NAIROBI, Kenya, Dec 19 – Former United Nations Secretary General Kofi Annan on Friday lauded President Mwai Kibaki and Prime Minister Raila Odinga for signing an agreement to establish a local tribunal to try suspects of post election violence.
In a statement, Mr Annan said he is impressed that the two coalition partners have agreed to implement recommendations of the Commission of Inquiry into the Post Election Violence (CIPEV) report.
He said that was an indication that the two leaders were committed to ending the growing culture of impunity in the country, following the ugly post election violence witnessed in the country early this year.
“I am pleased that President Mwai Kibaki and Prime Minister Raila Odinga have signed an agreement for the implementation of the recommendations of the CIPEV,” he said in a statement.
“I note that the parties to the agreement will now prepare and submit to the National Assembly a draft bill for the establishment of the Special Tribunal for Kenya,” he added, and reminded the two leaders on the need to adhere to the suggested timeline for action.
The government on Wednesday agreed on the establishment of a special court to try suspects said to have funded or organized the post election violence.
"The Cabinet Committee on the National Accord will prepare a Bill to be known as ‘The Statute for the Special Tribunal’ that will be submitted to the National Assembly for enactment," a statement from the Presidential Press Service said.
"The Bill is aimed at paving the way for the establishment of a Special Tribunal that will seek accountability against persons bearing the greatest responsibility for crimes against humanity relating to the 2007 General Elections,” it added.

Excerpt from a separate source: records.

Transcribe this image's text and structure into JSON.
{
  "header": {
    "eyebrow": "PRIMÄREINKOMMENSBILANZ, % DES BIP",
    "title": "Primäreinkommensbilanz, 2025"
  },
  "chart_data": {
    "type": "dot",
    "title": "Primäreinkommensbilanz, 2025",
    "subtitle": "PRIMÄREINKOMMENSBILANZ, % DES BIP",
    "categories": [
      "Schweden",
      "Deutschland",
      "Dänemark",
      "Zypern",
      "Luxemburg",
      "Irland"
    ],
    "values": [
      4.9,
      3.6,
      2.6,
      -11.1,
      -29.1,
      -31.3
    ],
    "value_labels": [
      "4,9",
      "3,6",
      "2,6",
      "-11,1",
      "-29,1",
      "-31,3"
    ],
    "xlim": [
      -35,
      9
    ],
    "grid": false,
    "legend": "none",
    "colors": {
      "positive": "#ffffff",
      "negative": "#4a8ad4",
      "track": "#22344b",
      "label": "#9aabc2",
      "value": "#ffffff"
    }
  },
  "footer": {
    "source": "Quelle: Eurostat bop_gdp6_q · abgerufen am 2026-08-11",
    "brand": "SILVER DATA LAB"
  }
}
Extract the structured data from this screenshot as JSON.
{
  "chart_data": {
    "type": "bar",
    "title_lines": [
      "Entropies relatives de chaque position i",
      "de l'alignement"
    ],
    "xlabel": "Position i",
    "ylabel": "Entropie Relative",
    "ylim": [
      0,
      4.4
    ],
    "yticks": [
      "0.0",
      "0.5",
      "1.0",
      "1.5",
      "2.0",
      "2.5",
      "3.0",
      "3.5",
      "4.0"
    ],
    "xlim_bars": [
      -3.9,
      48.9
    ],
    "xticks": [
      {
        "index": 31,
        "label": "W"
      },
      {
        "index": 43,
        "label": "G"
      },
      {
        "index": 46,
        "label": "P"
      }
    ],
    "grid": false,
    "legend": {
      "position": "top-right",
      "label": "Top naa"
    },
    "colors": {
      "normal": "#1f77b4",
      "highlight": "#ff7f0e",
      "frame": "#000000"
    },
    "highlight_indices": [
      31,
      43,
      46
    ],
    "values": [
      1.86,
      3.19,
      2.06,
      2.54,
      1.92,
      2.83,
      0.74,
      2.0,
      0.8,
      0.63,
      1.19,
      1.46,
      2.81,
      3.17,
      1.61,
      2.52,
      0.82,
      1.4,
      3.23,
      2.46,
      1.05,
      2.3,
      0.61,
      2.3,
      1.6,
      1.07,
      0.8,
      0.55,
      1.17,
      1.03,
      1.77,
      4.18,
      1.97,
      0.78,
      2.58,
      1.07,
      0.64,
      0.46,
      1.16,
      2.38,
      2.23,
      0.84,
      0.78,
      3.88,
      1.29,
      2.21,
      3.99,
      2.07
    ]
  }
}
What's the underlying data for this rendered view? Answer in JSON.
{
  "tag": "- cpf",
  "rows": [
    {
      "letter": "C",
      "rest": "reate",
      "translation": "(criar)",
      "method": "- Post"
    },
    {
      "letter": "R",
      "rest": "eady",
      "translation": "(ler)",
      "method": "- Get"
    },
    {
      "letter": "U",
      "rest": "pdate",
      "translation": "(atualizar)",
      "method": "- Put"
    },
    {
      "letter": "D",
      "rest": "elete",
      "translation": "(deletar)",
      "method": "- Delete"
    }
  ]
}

At least 1,500 people were killed and more than 300,000 fled their homes in the wake of the December 27, 2007 polls, as then opposition leader Odinga disputed Kibaki’s declared re-election.
Under a peace deal mediated by Dr Annan, President Kibaki agreed to share power and named Mr Odinga the Prime Minister.
A commission set up in May to investigate the role of political parties and government security forces in the violence recommended that a special court be established.
The Commission gave the government up to March 1, 2009 to have a local tribunal established or prepare to hand over key suspects named in a secret envelope in Dr Annan’s possession to the International Criminal Court (ICC) in the Hague.
“I trust that the bill will reflect the spirit of CIPEV’s proposals and incorporate all its key provisions,” he said.
Dr Annan said in the statement he is also pleased at the progress the government has made in reforming the countries electoral process.
“In this regard, I am pleased that the National Assembly has passed the Constitution of Kenya Amendment Bill, 2008, setting the stage for the implementation of the crucial reforms recommended by the Independent Review Commission (IREC) on the 2007 elections,” he said and added that moving forward on the reform agenda is imperative for building a more stable and democratic Kenya.